~9~

216 10 0
                                    

•••

Lekcje minęły mi dość spokojnie. No może poza transmutacją, na której Black i Potter non stop się wygłupiali, przez co McGonagall zadała wypracowanie. Teraz siedziałam naprzeciwko Remusa i w ciszy każde robiło swoje wypracowanie. Lupin z transmutacji, a ja z astronomii. Dzięki temu, że znalazł mi książki wcześniej i zaznaczył potrzebne mi strony zaoszczędziłam dużo czasu i po pół godzinie byłam w ponad połowie całości. Niestety tą ciszę zepsuł szanowny pan Black, który samym wejściem do biblioteki zrobił mały hałas i bibliotekarka musiała go uciszyć. Po chwili był już przy nas, ale wolałam go zignorować na rzecz skończenia wypracowania. Dość szybko mi szło i gdyby nie usiadł obok mnie i nie zaczął gadać o jakimś nowym kawale to może dalej bym pisała.

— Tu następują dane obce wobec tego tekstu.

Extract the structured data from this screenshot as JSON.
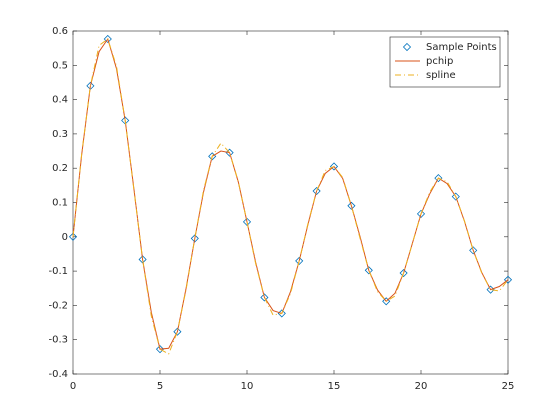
{
  "chart_data": {
    "type": "line",
    "xlim": [
      0,
      25
    ],
    "xticks": [
      0,
      5,
      10,
      15,
      20,
      25
    ],
    "ylim": [
      -0.4,
      0.6
    ],
    "yticks": [
      -0.4,
      -0.3,
      -0.2,
      -0.1,
      0,
      0.1,
      0.2,
      0.3,
      0.4,
      0.5,
      0.6
    ],
    "legend": "upper-right",
    "series": [
      {
        "name": "Sample Points",
        "color": "#0072bd",
        "marker": "diamond",
        "x": [
          0,
          1,
          2,
          3,
          4,
          5,
          6,
          7,
          8,
          9,
          10,
          11,
          12,
          13,
          14,
          15,
          16,
          17,
          18,
          19,
          20,
          21,
          22,
          23,
          24,
          25
        ],
        "values": [
          0,
          0.4401,
          0.5767,
          0.3391,
          -0.066,
          -0.3276,
          -0.2767,
          -0.0047,
          0.2346,
          0.2453,
          0.0435,
          -0.1768,
          -0.2234,
          -0.0703,
          0.1334,
          0.2051,
          0.0904,
          -0.0977,
          -0.188,
          -0.1057,
          0.0668,
          0.1711,
          0.1172,
          -0.0395,
          -0.154,
          -0.1254
        ]
      },
      {
        "name": "pchip",
        "color": "#d95319",
        "dash": "solid",
        "x": [
          0,
          0.5,
          1,
          1.5,
          2,
          2.5,
          3,
          3.5,
          4,
          4.5,
          5,
          5.5,
          6,
          6.5,
          7,
          7.5,
          8,
          8.5,
          9,
          9.5,
          10,
          10.5,
          11,
          11.5,
          12,
          12.5,
          13,
          13.5,
          14,
          14.5,
          15,
          15.5,
          16,
          16.5,
          17,
          17.5,
          18,
          18.5,
          19,
          19.5,
          20,
          20.5,
          21,
          21.5,
          22,
          22.5,
          23,
          23.5,
          24,
          24.5,
          25
        ],
        "values": [
          0,
          0.24,
          0.4401,
          0.54,
          0.5767,
          0.49,
          0.3391,
          0.14,
          -0.066,
          -0.22,
          -0.3276,
          -0.325,
          -0.2767,
          -0.15,
          -0.0047,
          0.13,
          0.2346,
          0.25,
          0.2453,
          0.16,
          0.0435,
          -0.075,
          -0.1768,
          -0.215,
          -0.2234,
          -0.16,
          -0.0703,
          0.035,
          0.1334,
          0.185,
          0.2051,
          0.17,
          0.0904,
          0,
          -0.0977,
          -0.155,
          -0.188,
          -0.165,
          -0.1057,
          -0.02,
          0.0668,
          0.125,
          0.1711,
          0.155,
          0.1172,
          0.045,
          -0.0395,
          -0.105,
          -0.154,
          -0.145,
          -0.1254
        ]
      },
      {
        "name": "spline",
        "color": "#edb120",
        "dash": "dashdot",
        "x": [
          0,
          0.5,
          1,
          1.5,
          2,
          2.5,
          3,
          3.5,
          4,
          4.5,
          5,
          5.5,
          6,
          6.5,
          7,
          7.5,
          8,
          8.5,
          9,
          9.5,
          10,
          10.5,
          11,
          11.5,
          12,
          12.5,
          13,
          13.5,
          14,
          14.5,
          15,
          15.5,
          16,
          16.5,
          17,
          17.5,
          18,
          18.5,
          19,
          19.5,
          20,
          20.5,
          21,
          21.5,
          22,
          22.5,
          23,
          23.5,
          24,
          24.5,
          25
        ],
        "values": [
          0,
          0.2423,
          0.4401,
          0.5579,
          0.5767,
          0.4971,
          0.3391,
          0.1374,
          -0.066,
          -0.2311,
          -0.3276,
          -0.3414,
          -0.2767,
          -0.1538,
          -0.0047,
          0.1352,
          0.2346,
          0.2731,
          0.2453,
          0.1613,
          0.0435,
          -0.0789,
          -0.1768,
          -0.2284,
          -0.2234,
          -0.1655,
          -0.0703,
          0.038,
          0.1334,
          0.1934,
          0.2051,
          0.1729,
          0.0904,
          -0.005,
          -0.0977,
          -0.1597,
          -0.188,
          -0.173,
          -0.1057,
          -0.02,
          0.0668,
          0.13,
          0.1711,
          0.1604,
          0.1172,
          0.046,
          -0.0395,
          -0.107,
          -0.154,
          -0.158,
          -0.1254
        ]
      }
    ]
  }
}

-Dzięki Black, teraz się nie skupię - odłożyłam pióro i wyjęłam szkicownik.

-Hm? A tak sory - na moje nieszczęście zamiast się przesiąść gadał dalej. Ja natomiast wyjęłam również zdjęcie dziewczyny, z którą idzie Syriusz do Hogsmeade i kontynuowałam rysowanie. Wyłączyłam się na ich rozmowę i spokojnie rysowałam, jednak gdy zdałam sobie sprawę, że nic nie mówią spojrzałam na nich. Okazało się, że obydwoje stali nade mną i patrzyli mi przez ramię. -Nie źle... Na pewno nie będziesz chciała więcej niż piętnaście galeonów?

-Nie, pewnie wezmę nawet mniej - mówiąc to nadal rysowałam.

-Moim zdaniem powinnaś wziąć więcej - wtrącił się Remus.

-Nie, nie potrzebuję, aż tyle.

-Luniek, nie namawiaj jej, jak chce wziąć mniej to mi pasuje.

-Dobra, pchlarzu - Remus potargał włosy Syriusza i usiadł z powrotem naprzeciwko mnie.

-Pchlarzu? - zapytałam zdezorientowana.

-Może kiedy indziej Ci powiemy - na słowa blondyna tylko wzruszyłam ramionami i dalej rysowałam. Po niedługiej chwili Black zaczął mnie szturchać w ramię.

-Co chcesz? - spojrzałam na niego.

-Powiesz czemu ścięłaś włosy? - zapytał znudzony.

-Ja też chętnie posłucham - spojrzał na nas Lupin.

-Tak w skrócie, to Roy gdy szłam na transmutacje przykleił mi do włosów gumę.

-Co? - Black nagle się ożywił przez co prawie upuściłam szkicownik. -Myślałem, że dał Ci spokój.

-No widocznie nie, ale to przecież nic wielkiego.

-Ta jasne, nic wielkiego, a jak następnym razem użyje na tobie zaklęć?

-Black zachowujesz się jakbyś był chory, dobrze się czujesz?

-Ja się świetnie czuje.

-Mhm, biblioteka ma na ciebie zły wpływ - nie spotkałam odpowiedzi, więc rysowałam dalej.

Jakoś dziesięć minut później skończyłam portret. Nie uszło to uwadze Blacka i po chwili trzymał mój szkicownik.

-Wow, jest świetne. Ile za to chcesz?

-Myślę, że wystarczy mi sześć galeonów - wzięłam od niego szkicownik i w czasie gdy szukał pieniedzy w torbie ja wzięłam nożyk i odcięłam starannie kartkę. Schowałam szybko nożyk razem ze szkicownikiem, a przed Syriuszem położyłam rysunek i zdjęcie tej dziewczyny. Po chwili gdy patrzył na mnie dziwnie dał mi galeony. -Dałeś mi dziesięć - powiedziałam po przeliczeniu.

-Napiwek - puścił mi oczko i schował wszystko.

-Nie trzeba, ale dobra - chowając galeony zauważyłam, że Remi przygląda się mi i mojej torbie. -Wszystko dobrze, Remi?